I just came back from one of the most beautiful places on Earth: Palawan. Together with some blogger friends and a little help from Seair, we found ourselves in Coron for a weekend break from the city and all the stress we get from work.
We had amazing time together; we were all dreading the time we’d have to leave and go back to the reality of daily life. My intoduction back to my reality was pretty harsh: 12 or so e-mails were from eBay notifying me about items I bid on, and items I won. I never went anywhere near a computer during the three days I was out of town, and I certainly never viewed the items I won.
It quickly dawned on me: my eBay account was used without my consent. I logged into eBay, and to my surprise, I was still able to use my old password. I quickly sent an email to the seller explaining my situation then changed the password, as well as the secret question. I switch browser tabs to view my e-mail. Apparently, while I was doing this (or maybe during the time I was spaced out right after I realized what happened), the fake Nina sent the seller a message, asking about shipping costs. The words toy collector, Philippines, travelling and Australia in one sentence stood out the most. Either it was a really freaky coincidence, or the hacker read my eBay profile and dug through my eBay messages (which is pretty empty), or worse; the person knows about me through my blogs, which is a really disturbing thought.
This experience left me with a heavy feeling. It pains me to know that people would do this kind of thing to others. I am left being wary of people, with the knowledge that whatever people read on my sites can, may and will be used against me in one way or another. At the same time, I feel humiliated and humbled because I used to think that this kind of thing would never happen to me.
Oh well, what’s done is done, and I’ve already sorted things out with eBay. The only thing I can do now is to learn from this experience. But I wonder, will this make me blog less? Will I blog now from with less personal details? Will justwandering cease to be a personal travel blog? I’m excited to start posting about my first trip to Coron, Palawan, but this episode was too distracting that I’d have to put my first post about Coron back for a day or until I can start thinking clearly.
If ever you find yourself victimised by identity theft (particularly eBay), here are some lessons I learned from this experience:
- Change your password ASAP. If you can’t log in anymore using your password, the thief has probably already changed it. Contact the admin, and request for a temporary password. This of course would entail giving them details to verify that you are indeed the owner of the said account.
- Use passwords that are a mix of letters and numbers, as well as lowercase and uppercase characters.
- Don’t use the same password for all services. If possible, use different passwords for different websites.
- Ebay has Live Chat Help; the link can be found in their front page. There is sometimes a cue for service, and waiting time can take 5 minutes. The Customer Support Agent would NEVER ask you for your password.
- If your password has to be reset, the agent would assign you a temporary password, to be sent to your e-mail address. Use this password to sign into the url given in the e-mail.
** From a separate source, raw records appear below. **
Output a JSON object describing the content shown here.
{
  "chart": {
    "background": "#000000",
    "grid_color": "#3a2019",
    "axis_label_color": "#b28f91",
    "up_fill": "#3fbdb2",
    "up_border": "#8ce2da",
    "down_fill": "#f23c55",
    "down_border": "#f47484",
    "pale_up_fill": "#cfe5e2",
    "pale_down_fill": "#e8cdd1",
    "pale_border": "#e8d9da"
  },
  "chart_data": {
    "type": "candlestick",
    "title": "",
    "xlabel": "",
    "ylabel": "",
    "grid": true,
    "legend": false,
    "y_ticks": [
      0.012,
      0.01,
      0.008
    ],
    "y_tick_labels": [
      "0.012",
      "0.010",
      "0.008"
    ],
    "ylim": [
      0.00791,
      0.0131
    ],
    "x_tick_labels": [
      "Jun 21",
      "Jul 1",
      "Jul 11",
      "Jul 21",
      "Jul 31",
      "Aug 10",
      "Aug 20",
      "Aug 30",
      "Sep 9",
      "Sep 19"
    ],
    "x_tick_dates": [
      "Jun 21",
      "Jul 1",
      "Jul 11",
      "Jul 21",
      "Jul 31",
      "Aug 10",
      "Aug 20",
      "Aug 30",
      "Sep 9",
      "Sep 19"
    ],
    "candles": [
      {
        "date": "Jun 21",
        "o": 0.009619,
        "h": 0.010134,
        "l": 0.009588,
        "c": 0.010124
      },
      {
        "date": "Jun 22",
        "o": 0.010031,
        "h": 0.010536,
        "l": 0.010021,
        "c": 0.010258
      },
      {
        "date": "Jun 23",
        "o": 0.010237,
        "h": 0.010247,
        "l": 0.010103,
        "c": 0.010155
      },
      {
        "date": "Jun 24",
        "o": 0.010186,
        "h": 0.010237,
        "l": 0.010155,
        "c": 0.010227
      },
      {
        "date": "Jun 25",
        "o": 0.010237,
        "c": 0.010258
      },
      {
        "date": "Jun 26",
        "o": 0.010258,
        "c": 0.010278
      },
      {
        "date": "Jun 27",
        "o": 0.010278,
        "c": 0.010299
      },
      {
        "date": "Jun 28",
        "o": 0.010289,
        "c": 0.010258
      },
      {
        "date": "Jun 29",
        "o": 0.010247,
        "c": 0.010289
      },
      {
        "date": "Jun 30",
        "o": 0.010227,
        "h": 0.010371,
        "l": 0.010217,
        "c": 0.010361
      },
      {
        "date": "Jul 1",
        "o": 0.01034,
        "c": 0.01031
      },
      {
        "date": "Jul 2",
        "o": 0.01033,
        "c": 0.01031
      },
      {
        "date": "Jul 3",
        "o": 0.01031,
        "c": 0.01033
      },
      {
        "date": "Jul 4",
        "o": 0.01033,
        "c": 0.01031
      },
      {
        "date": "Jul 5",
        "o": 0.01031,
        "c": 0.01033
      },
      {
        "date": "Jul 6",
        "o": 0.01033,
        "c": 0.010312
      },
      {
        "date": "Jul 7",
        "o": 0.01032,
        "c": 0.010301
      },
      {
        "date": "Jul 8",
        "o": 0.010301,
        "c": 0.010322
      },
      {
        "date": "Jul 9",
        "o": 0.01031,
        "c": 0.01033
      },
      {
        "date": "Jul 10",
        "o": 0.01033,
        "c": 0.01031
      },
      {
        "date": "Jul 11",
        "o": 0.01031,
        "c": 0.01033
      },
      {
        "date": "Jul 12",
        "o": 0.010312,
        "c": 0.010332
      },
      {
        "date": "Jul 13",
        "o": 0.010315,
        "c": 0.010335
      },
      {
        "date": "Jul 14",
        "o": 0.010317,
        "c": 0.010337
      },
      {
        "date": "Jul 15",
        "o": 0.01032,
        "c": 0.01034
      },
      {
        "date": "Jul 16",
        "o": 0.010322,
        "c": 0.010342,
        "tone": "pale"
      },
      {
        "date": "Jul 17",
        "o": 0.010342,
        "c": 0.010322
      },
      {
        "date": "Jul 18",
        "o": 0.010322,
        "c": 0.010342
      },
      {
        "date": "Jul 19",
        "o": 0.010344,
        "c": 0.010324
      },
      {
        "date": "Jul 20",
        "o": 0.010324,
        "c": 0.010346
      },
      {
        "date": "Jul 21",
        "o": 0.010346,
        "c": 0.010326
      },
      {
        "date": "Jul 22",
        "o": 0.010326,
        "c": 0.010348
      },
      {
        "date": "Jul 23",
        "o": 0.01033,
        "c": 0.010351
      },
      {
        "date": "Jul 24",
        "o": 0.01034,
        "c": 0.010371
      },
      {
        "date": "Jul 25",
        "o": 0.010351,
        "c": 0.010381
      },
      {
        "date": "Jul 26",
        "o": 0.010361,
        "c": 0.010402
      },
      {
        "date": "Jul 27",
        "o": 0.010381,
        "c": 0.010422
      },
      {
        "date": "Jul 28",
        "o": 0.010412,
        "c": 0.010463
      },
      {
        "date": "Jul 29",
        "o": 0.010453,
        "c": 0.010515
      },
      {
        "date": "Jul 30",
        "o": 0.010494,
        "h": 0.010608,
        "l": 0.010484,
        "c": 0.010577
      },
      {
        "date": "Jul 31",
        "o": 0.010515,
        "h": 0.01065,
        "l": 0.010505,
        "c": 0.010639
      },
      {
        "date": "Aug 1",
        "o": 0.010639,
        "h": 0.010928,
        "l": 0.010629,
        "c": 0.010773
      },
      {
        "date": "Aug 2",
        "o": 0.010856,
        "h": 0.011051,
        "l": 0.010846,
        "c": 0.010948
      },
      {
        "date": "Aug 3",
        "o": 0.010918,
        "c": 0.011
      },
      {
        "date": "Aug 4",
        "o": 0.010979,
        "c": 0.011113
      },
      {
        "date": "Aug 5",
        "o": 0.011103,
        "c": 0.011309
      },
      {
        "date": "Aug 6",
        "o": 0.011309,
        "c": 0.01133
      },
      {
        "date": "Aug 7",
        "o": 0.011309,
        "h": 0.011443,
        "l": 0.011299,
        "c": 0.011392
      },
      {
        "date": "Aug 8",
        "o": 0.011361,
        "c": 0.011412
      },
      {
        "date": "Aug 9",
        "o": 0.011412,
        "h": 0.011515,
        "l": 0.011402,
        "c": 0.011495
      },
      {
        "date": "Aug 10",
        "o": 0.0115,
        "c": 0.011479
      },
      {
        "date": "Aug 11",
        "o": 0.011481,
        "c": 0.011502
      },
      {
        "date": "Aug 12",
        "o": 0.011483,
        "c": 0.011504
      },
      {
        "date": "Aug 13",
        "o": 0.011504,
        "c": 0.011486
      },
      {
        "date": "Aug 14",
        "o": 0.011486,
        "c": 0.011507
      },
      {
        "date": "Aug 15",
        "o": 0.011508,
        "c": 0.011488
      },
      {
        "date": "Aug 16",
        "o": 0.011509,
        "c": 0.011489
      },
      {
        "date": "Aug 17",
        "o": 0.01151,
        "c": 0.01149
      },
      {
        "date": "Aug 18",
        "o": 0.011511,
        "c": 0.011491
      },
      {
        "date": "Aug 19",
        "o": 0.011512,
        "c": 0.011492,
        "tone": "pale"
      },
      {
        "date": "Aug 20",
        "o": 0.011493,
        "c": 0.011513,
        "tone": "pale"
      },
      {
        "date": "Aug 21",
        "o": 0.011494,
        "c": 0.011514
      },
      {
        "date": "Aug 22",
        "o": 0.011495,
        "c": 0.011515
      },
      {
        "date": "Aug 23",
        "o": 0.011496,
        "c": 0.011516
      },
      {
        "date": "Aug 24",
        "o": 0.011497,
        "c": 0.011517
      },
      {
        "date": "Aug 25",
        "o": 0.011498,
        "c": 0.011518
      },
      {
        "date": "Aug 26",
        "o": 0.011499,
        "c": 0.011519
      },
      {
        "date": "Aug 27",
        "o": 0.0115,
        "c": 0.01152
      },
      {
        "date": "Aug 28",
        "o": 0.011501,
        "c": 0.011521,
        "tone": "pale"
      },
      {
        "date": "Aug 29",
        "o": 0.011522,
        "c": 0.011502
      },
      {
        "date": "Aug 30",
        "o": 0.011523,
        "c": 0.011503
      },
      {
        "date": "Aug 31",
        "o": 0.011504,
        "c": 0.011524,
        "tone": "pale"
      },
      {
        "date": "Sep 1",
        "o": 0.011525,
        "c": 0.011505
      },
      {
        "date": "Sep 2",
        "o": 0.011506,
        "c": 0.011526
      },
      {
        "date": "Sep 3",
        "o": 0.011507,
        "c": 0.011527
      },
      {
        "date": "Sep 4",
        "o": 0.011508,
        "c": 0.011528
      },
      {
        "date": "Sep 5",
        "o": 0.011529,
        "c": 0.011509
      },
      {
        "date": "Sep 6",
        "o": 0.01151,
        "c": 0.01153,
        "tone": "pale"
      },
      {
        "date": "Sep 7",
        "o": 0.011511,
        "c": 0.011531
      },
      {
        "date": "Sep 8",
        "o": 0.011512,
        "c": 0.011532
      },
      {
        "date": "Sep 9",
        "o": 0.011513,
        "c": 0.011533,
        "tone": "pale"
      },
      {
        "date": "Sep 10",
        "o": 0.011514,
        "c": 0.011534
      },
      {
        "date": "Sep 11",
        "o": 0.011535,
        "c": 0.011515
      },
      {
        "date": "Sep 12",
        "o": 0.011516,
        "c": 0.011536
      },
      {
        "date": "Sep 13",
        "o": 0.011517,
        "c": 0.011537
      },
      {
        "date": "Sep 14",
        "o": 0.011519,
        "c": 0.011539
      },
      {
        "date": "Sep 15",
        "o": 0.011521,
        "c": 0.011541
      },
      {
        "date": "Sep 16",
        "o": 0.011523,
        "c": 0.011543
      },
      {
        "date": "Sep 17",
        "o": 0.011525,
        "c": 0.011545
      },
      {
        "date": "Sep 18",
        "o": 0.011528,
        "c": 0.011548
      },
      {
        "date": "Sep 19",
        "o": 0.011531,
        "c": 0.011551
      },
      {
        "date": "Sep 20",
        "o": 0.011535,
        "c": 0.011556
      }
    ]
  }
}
You will then be asked to change your password.
- Double check whether the e-mail account you registered with on eBay has been compromised as well. To be on the safe side, change the password as well.
Okay, I find myself nodding off as I write this. Time to hit the sack; apart from the 2-hour nap I had after arriving at home, I haven’t slept since 7am yesterday. Coron budget, Seair’s Dornier and Krystal Lodge review, underwater photos and island hopping activities coming up in the coming days.